During the mid-'80s, the Mexican tunes Ronstadt grew up with came back to her. "I'd never learned Mexican music at any professional level," says the ever-meticulous Ronstadt, "just singing in the living room with my dad." She took on the rich, refined falsetto style it called for and worked with the Mariachi Vargas, "the best Mexican band in the world." The result: two award-winning Spanish-language albums.

Another influence grabbed Ronstadt when she heard the siren song of family and adopted two children, a boy and a girl. She recently moved to Tucson with the pair to tackle parenthood head-on. The gig has been the happiest - and hardest - of her life. "It's wonderful, but it's also exhausting!" she says. "I knew it would be the biggest job I ever undertook. And when it happened, it wasn't twice as much as I expected; it was 50 times as much! By 5, I'm looking for bed. I'm sound asleep by 8:30 or 9. I wake up about 45 minutes before dawn and wring my hands about smallpox and stuff like that. Somebody has to be awake to worry about these things."
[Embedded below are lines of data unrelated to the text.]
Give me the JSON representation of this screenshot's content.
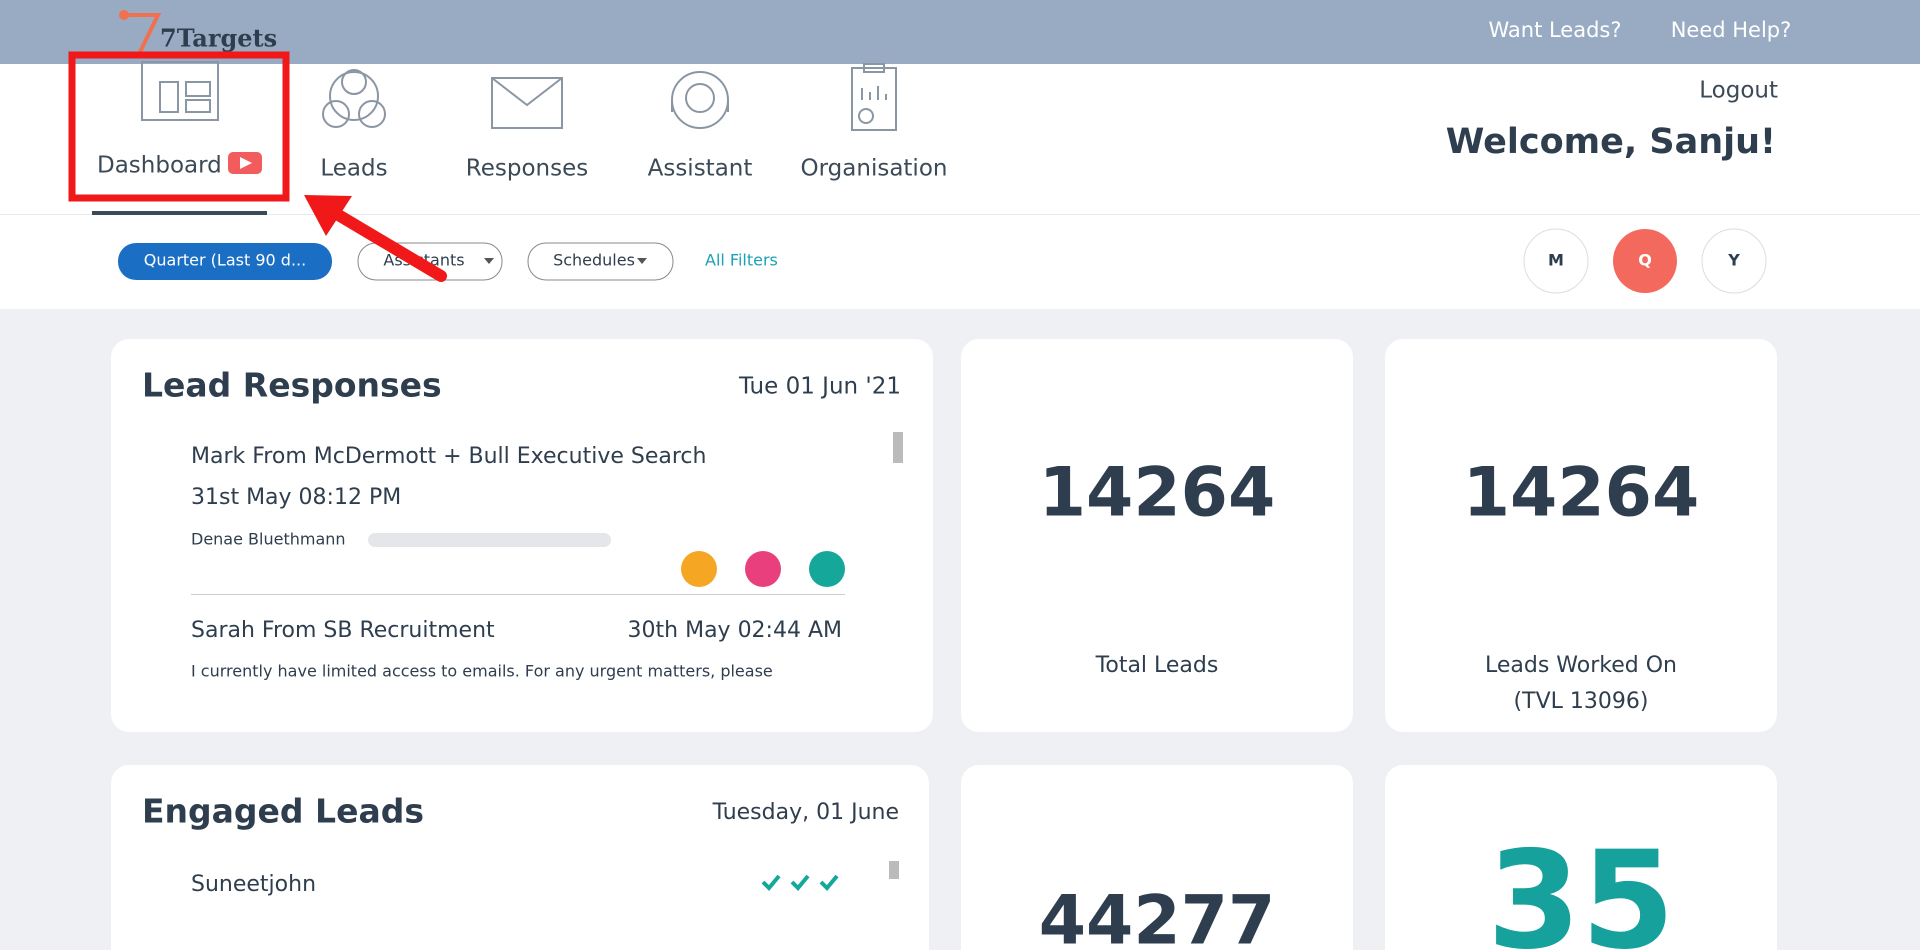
{
  "header": {
    "brand": "7Targets",
    "links": [
      "Want Leads?",
      "Need Help?"
    ],
    "logout": "Logout",
    "welcome": "Welcome, Sanju!"
  },
  "nav": [
    "Dashboard",
    "Leads",
    "Responses",
    "Assistant",
    "Organisation"
  ],
  "filters": {
    "period": "Quarter (Last 90 d...",
    "assistants": "Assistants",
    "schedules": "Schedules",
    "all": "All Filters",
    "toggles": [
      "M",
      "Q",
      "Y"
    ]
  },
  "lead_responses": {
    "title": "Lead Responses",
    "date": "Tue 01 Jun '21",
    "items": [
      {
        "subject": "Mark From McDermott + Bull Executive Search",
        "time": "31st May 08:12 PM",
        "contact": "Denae Bluethmann"
      },
      {
        "subject": "Sarah From SB Recruitment",
        "time": "30th May 02:44 AM",
        "preview": "I currently have limited access to emails. For any urgent matters, please"
      }
    ]
  },
  "stats": [
    {
      "value": 14264,
      "label": "Total Leads"
    },
    {
      "value": 14264,
      "label": [
        "Leads Worked On",
        "(TVL 13096)"
      ]
    },
    {
      "value": 44277
    },
    {
      "value": 35
    }
  ],
  "engaged_leads": {
    "title": "Engaged Leads",
    "date": "Tuesday, 01 June",
    "items": [
      "Suneetjohn"
    ]
  }
}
Motherhood has turned the torch siren, now 56, into a guardian of taste. She approves, more or less, of family favorites Pink and Destiny's Child, but, "I can't stand to listen to the radio anymore," she says. She liked a Tucson hip-hop station for a while - it's in Spanish and English - but "it's so mean-spirited now, so much about cashing people out for being losers. The lyrics are so graphically about somebody's recent or anticipated sexual experience. I just think, 'Well, I hope you enjoyed yourself, but, yuck! - I don't have to know all the things you did. And shut up!"
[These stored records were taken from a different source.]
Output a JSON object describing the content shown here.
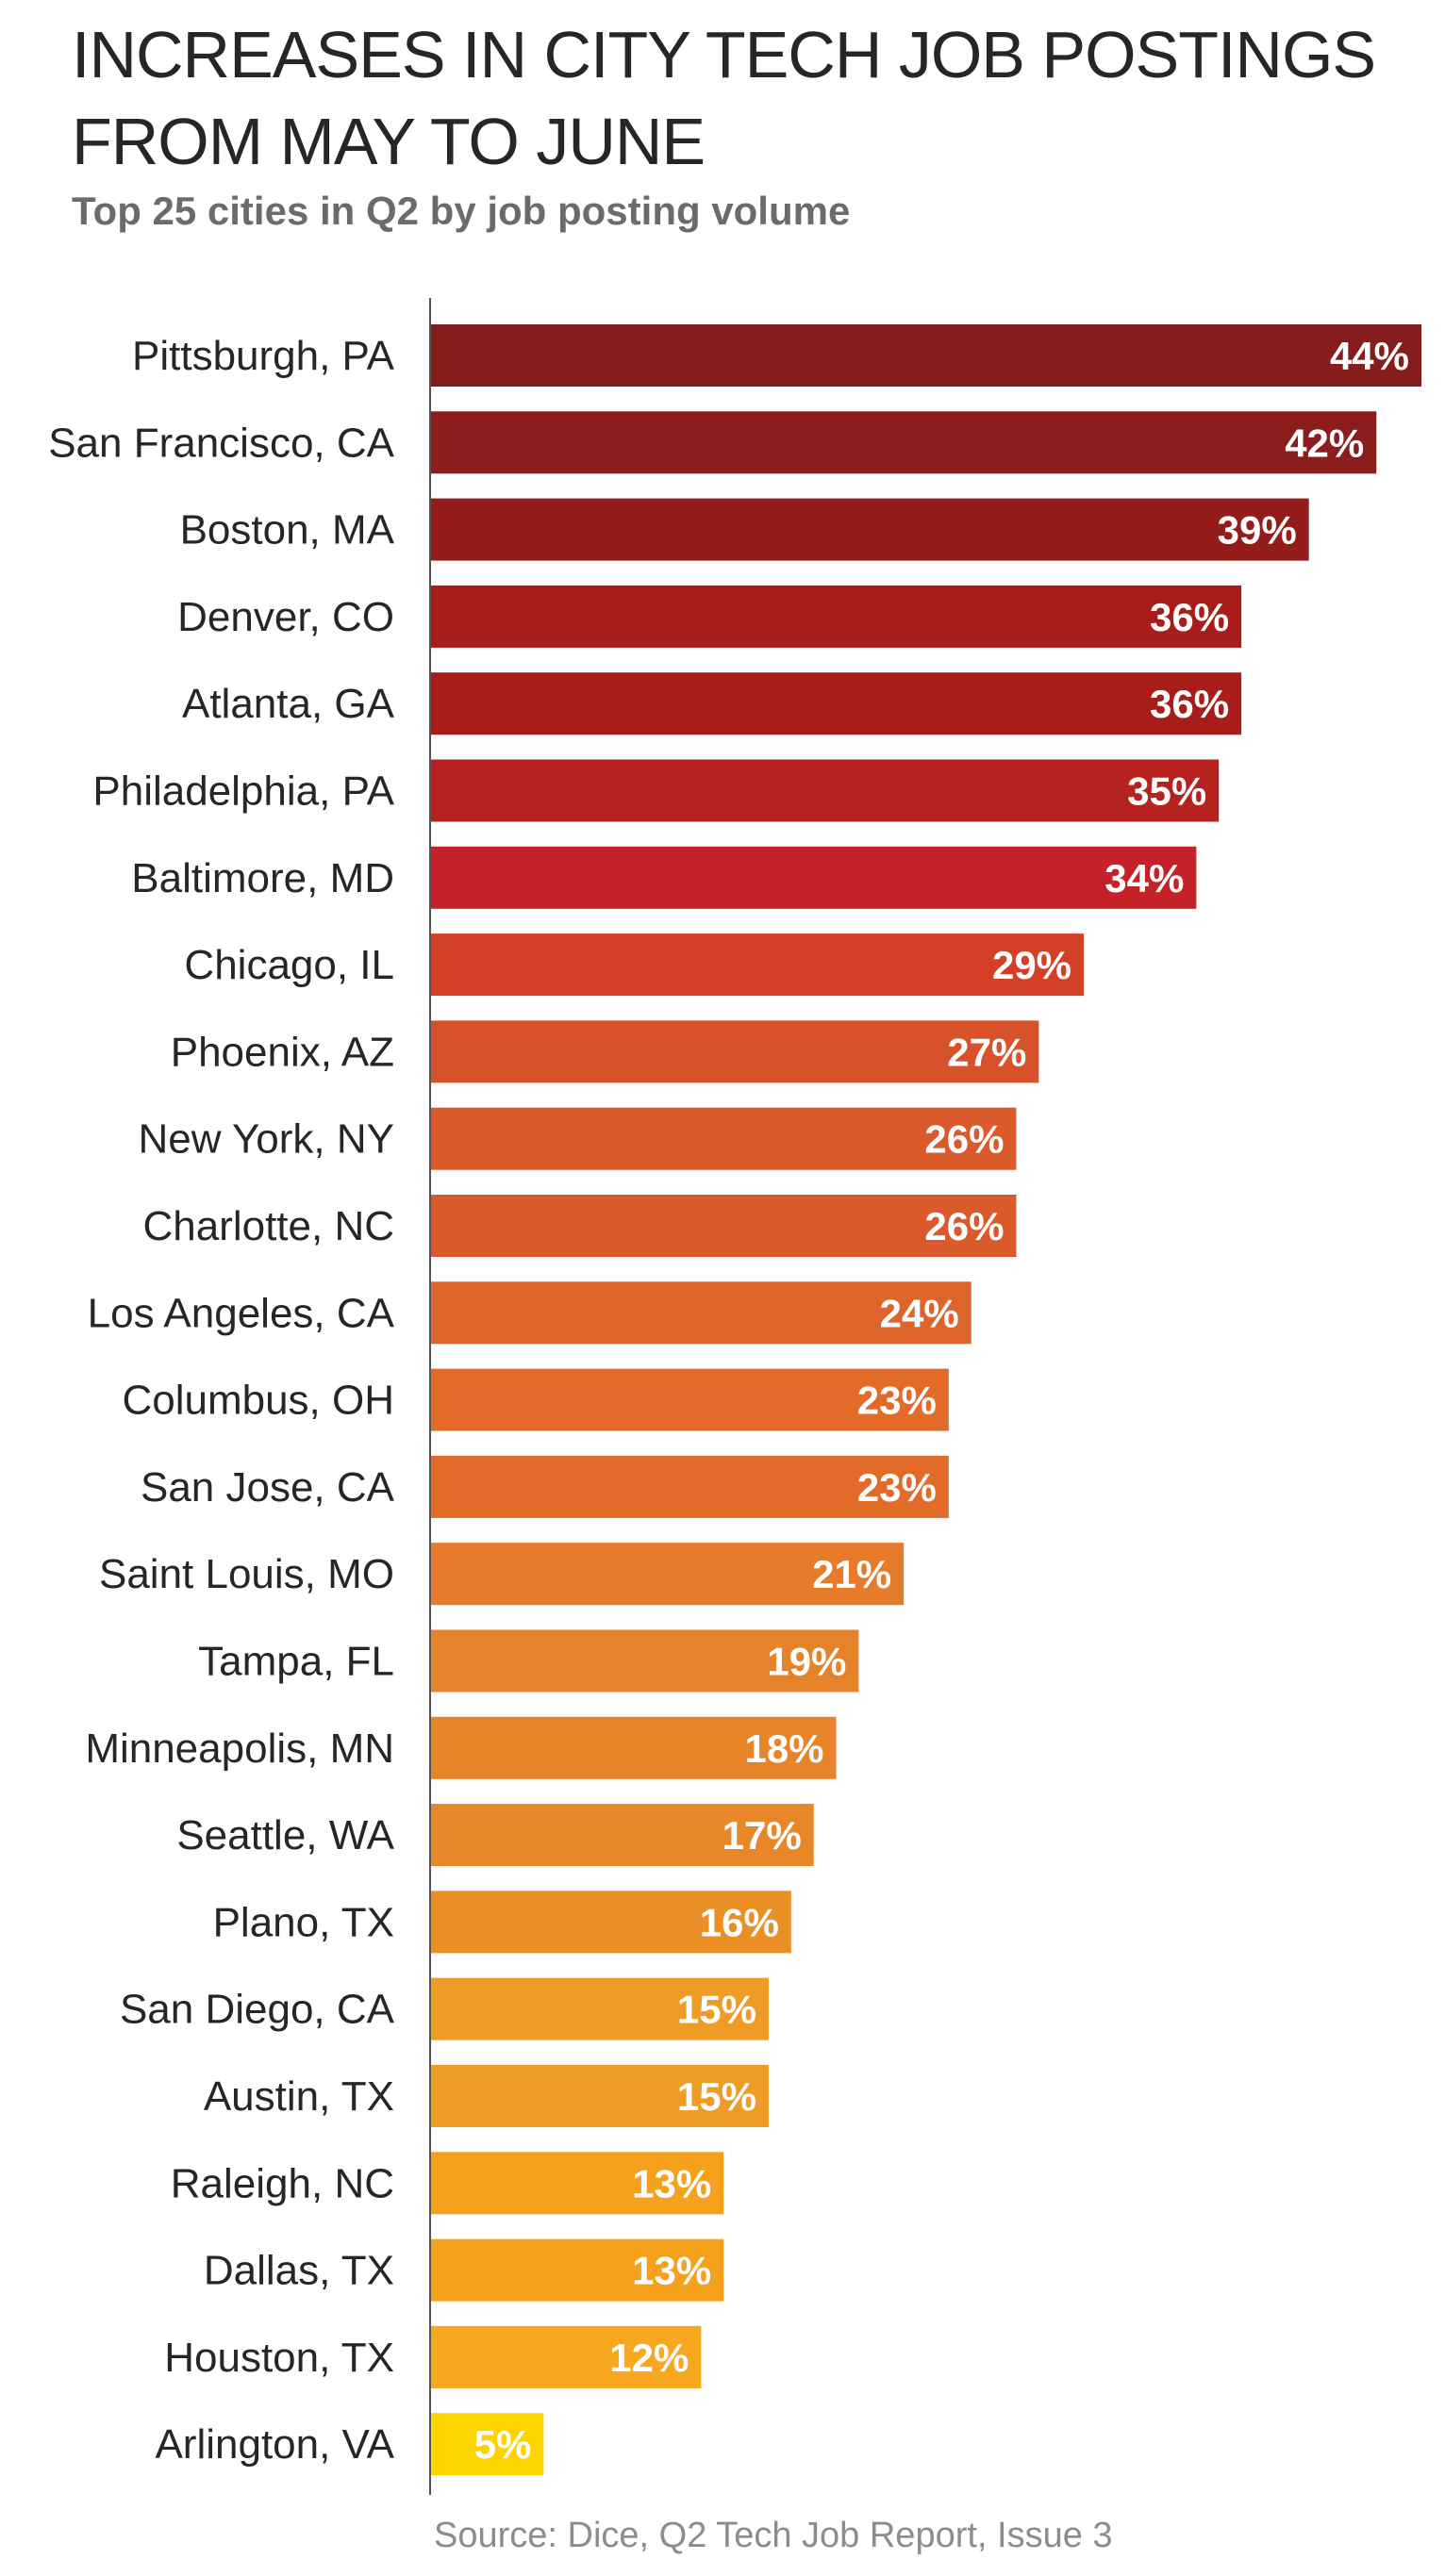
{
  "chart_data": {
    "type": "bar",
    "orientation": "horizontal",
    "title": "INCREASES IN CITY TECH JOB POSTINGS FROM MAY TO JUNE",
    "subtitle": "Top 25 cities in Q2 by job posting volume",
    "source": "Source: Dice, Q2 Tech Job Report, Issue 3",
    "xlabel": "",
    "ylabel": "",
    "xlim": [
      0,
      44
    ],
    "grid": false,
    "categories": [
      "Pittsburgh, PA",
      "San Francisco, CA",
      "Boston, MA",
      "Denver, CO",
      "Atlanta, GA",
      "Philadelphia, PA",
      "Baltimore, MD",
      "Chicago, IL",
      "Phoenix, AZ",
      "New York, NY",
      "Charlotte, NC",
      "Los Angeles, CA",
      "Columbus, OH",
      "San Jose, CA",
      "Saint Louis, MO",
      "Tampa, FL",
      "Minneapolis, MN",
      "Seattle, WA",
      "Plano, TX",
      "San Diego, CA",
      "Austin, TX",
      "Raleigh, NC",
      "Dallas, TX",
      "Houston, TX",
      "Arlington, VA"
    ],
    "values": [
      44,
      42,
      39,
      36,
      36,
      35,
      34,
      29,
      27,
      26,
      26,
      24,
      23,
      23,
      21,
      19,
      18,
      17,
      16,
      15,
      15,
      13,
      13,
      12,
      5
    ],
    "value_labels": [
      "44%",
      "42%",
      "39%",
      "36%",
      "36%",
      "35%",
      "34%",
      "29%",
      "27%",
      "26%",
      "26%",
      "24%",
      "23%",
      "23%",
      "21%",
      "19%",
      "18%",
      "17%",
      "16%",
      "15%",
      "15%",
      "13%",
      "13%",
      "12%",
      "5%"
    ],
    "colors": [
      "#841d1c",
      "#8b1d1c",
      "#941d1b",
      "#a81c19",
      "#a81c19",
      "#b6221f",
      "#c42228",
      "#d34026",
      "#d7522a",
      "#da5a2b",
      "#da5a2b",
      "#de6529",
      "#e36b2a",
      "#e36b2a",
      "#e67b2b",
      "#e6822a",
      "#e78328",
      "#e78728",
      "#e98f26",
      "#ee9c25",
      "#ee9c25",
      "#f5a11c",
      "#f5a11c",
      "#f7a81e",
      "#fdd300"
    ]
  }
}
Ronstadt recently bought her daughter an Eminem CD but couldn't let her keep it. "I'm sorry his mother wasn't nice to him," she says, "and I'm sorry he felt like he had to beat the [heck] out of his wife. But I can't have my daughter hearing that!" She listens avidly to NPR. The kids, now 11 and 8, know little of Mom's legacy. They're used to drifting off to the strains of her lullaby CD and thinking of her as a Spanish-language singer. Last month her boy asked why she never sang rock. "They had no idea," she says. "They think, 'Hey, let's shock Mom and play her some rock and roll!' To them, I'm just this incredible fossil."

If so, she's a fossil who thinks. "The great thing that's happened to me is that I'm not limited to doing the hits I did in the '70s," she says. "I really didn't want to get stuck with that, and cleverly arranged it so I didn't have to be." She has toured for years with the five-piece band she brings to the BSO, a unit that can blend with any symphony. "It's great," she says. "There are always new things to explore in the songs, and I can pretty much play when I feel like getting out and playing."

'One of the best'

Why Charm City? "The Baltimore Symphony is one of the best," she says. "There aren't many as good. A girl's got to go where she can get a good orchestra." The BSO is glad to have her. "No artist has more multigenerational appeal than [Ronstadt]," says Dori Armor, the symphony's community planning director. "And the musicians are thrilled to play with her, which you can't always say for the SuperPops shows."

Before parenthood, Ronstadt could focus her whole being on music - and did. "You're always thinking songs, singing on your way somewhere, solving some little phrasing problem in your mind," she says. But her 12-hour work days are behind her. She must make a conscious effort to sing nowadays and only performs when friends or management wrench her, on occasion, from her ordinary single-mom life. The BSO shows are her only symphony gigs this year.

But Ronstadt, as ever, looks forward. There will be shows with her Mexican band - "those guys are such great players and fabulous singers; I'm not even close to tired of them" - and possible summer dates with bluegrass mandolin king Sam Bush this year. Even as she ignores The Very Best of Linda Ronstadt - now available online and in stores - she'll be adding to her legacy.

And as ever, she'll stay connected to the moment. "There's always something current," she says. "You know, 'I went to Walgreens, and they were out of dental floss.' Stuff like that; whatever it is. The song is just a medium. There's always a new story."

Concert

What: Linda Ronstadt with the Baltimore Symphony Orchestra

When: 8 p.m. tomorrow and Saturday; 3 p.m. Sunday

Where: Meyerhoff Symphony Hall 1212 Cathedral St.